A look back….

A look back….

 

 I think everyone knows this about me…but I am officially announcing it:
 
I love Spaghetti
 
 
 
 
Can you tell!



Mangia, Mangia…No Talk!


0 thoughts on “A look back….”

  • i LOVE these pictures!
    i'm also a spaghetti lover . . . but I've never looked that adorable eating it!!!
    i can only imagine what your whole house must smell like all the time. like HEAVEN!
    you have set the bar extremely high for james's wife when he marries! she'll need help!
    XOXO have a fabulous weekend dear heart. mangia mangia!!! XOXO

  • Thank you, whoever she will be will kiss the ground I walk on (LOL) because I hope I am raising a boy that will respect, love and cherish the woman he marries, understands that it is a partnership and the the 2 will make it work. I hope that she will know what he likes and respects it. And if I am not around he can also cook a meal!
    hope you had a wonderful and restful weekend!
    XO Marisa

  • Marisa,

    Are those Hostess Cupcakes, I spot, with candles on them?! LOVE these! Have eaten more than my fair share while growing up in Toronto! Who doesn't love spaghetti? You obviously knew what you liked from a very early age!;-)

    Have a super week!

    Poppy

  • Dewena it would be a lovely feast wouldn't it ? All of us gathered at the table and enjoying some pasta….now if only we can share this wonderful meal over at Poppy's and hang out in lovely Greece …oh my; LOL one can dream…I am sorry that my comment concerns you…look we all have regrets and it is work to get past them some are easier ( like I have no regrets with past boyfriends, LOL, I don't have any regrets for not having any children ; because these kids are mine we were just misplaced i feel that to my core, and all is right in that area…and still there is something that gnaws me and yes I could say it's my career, or my finances, or I am in the wrong place but it is not those things, I really don't know…I know something is not right but until I find out what it is nothing will feel right) Whoa I said a mouthful huh? The thing is I believe I will never find out because the truth is once I know that I am living my destiny and full potential nothing in the past would matter in fact everything in the past would make sense. Thank you for the compliments that is my goal to get to 70 and have the same smile my Nonna has that are the pictures I posted….BTW the Thanksgiving table for me is a wonderful table one needs to approach this table with Grace, Gratitude, and humility…but I am so annoyed because so many of my peers wants to eat and run to the next holiday…. I will post about this! Thanks for stopping by!

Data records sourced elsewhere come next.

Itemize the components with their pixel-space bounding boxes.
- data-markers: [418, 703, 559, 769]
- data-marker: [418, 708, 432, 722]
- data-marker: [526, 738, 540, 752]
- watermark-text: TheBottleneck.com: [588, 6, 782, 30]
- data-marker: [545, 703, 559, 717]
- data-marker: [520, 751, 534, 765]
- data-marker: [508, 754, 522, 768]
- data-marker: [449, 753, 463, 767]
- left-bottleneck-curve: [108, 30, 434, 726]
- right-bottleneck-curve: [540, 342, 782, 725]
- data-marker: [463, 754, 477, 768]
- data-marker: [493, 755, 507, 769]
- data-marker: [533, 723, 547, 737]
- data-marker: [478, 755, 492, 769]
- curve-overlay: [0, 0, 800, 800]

  • Marisa, I feel like my comment here, following Tam's and Poppy's, is a special friends' gathering. Don't you wish all 4 of us could get together? Wouldn't we have fun?

    Is there anything more comforting than pasta? or more satisfying? Did you ever see that old movie where Meryl is married to Jack (Nicholson) and she's a cookbook author–Heartburn? And they eat a bowl of spaghetti carbonara together in bed. I loved that! I did read somewhere that it is not truly Italian but rather a G.I. Joe's WW II dish where pasta and bacon and eggs were some of the only ingredients available when they were stationed there. Do you know the history of it?

    Anyway, I appreciated your comment on my blog today and wished I could have emailed you back because while I understand your thoughts, and have lived there myself way too much, don't you dare keep thinking that way. The past is over. You are what you are today and as far as your future, I know emphatically that your children when they are grown will rise up and call you blessed just like the woman from Proverbs. Young lady, and to me that's what you are!, you have got to start believing in yourself now. Do not reach 70, that I am, and still be thinking like that.

    You are such an intelligent person, your comments on my blog and others revealed that to me, early on. And creative and hardworking and loving. And that is what it's all about. That is a good life. So it's only onward and upward from now on. End of lecture! Pretend like I'm your Nona telling you this.

    Dewena

  • Marisa, I just thought to check back to this post after reading your current one and am glad I did. It helps me to understand better what you were feeling. I think one of the hardest things in the world is to figure out what you really want. It took me a long, long time. And of course, what I want is always affected by realities in my life at each stage.

    You're a wise woman. It will all make sense some day.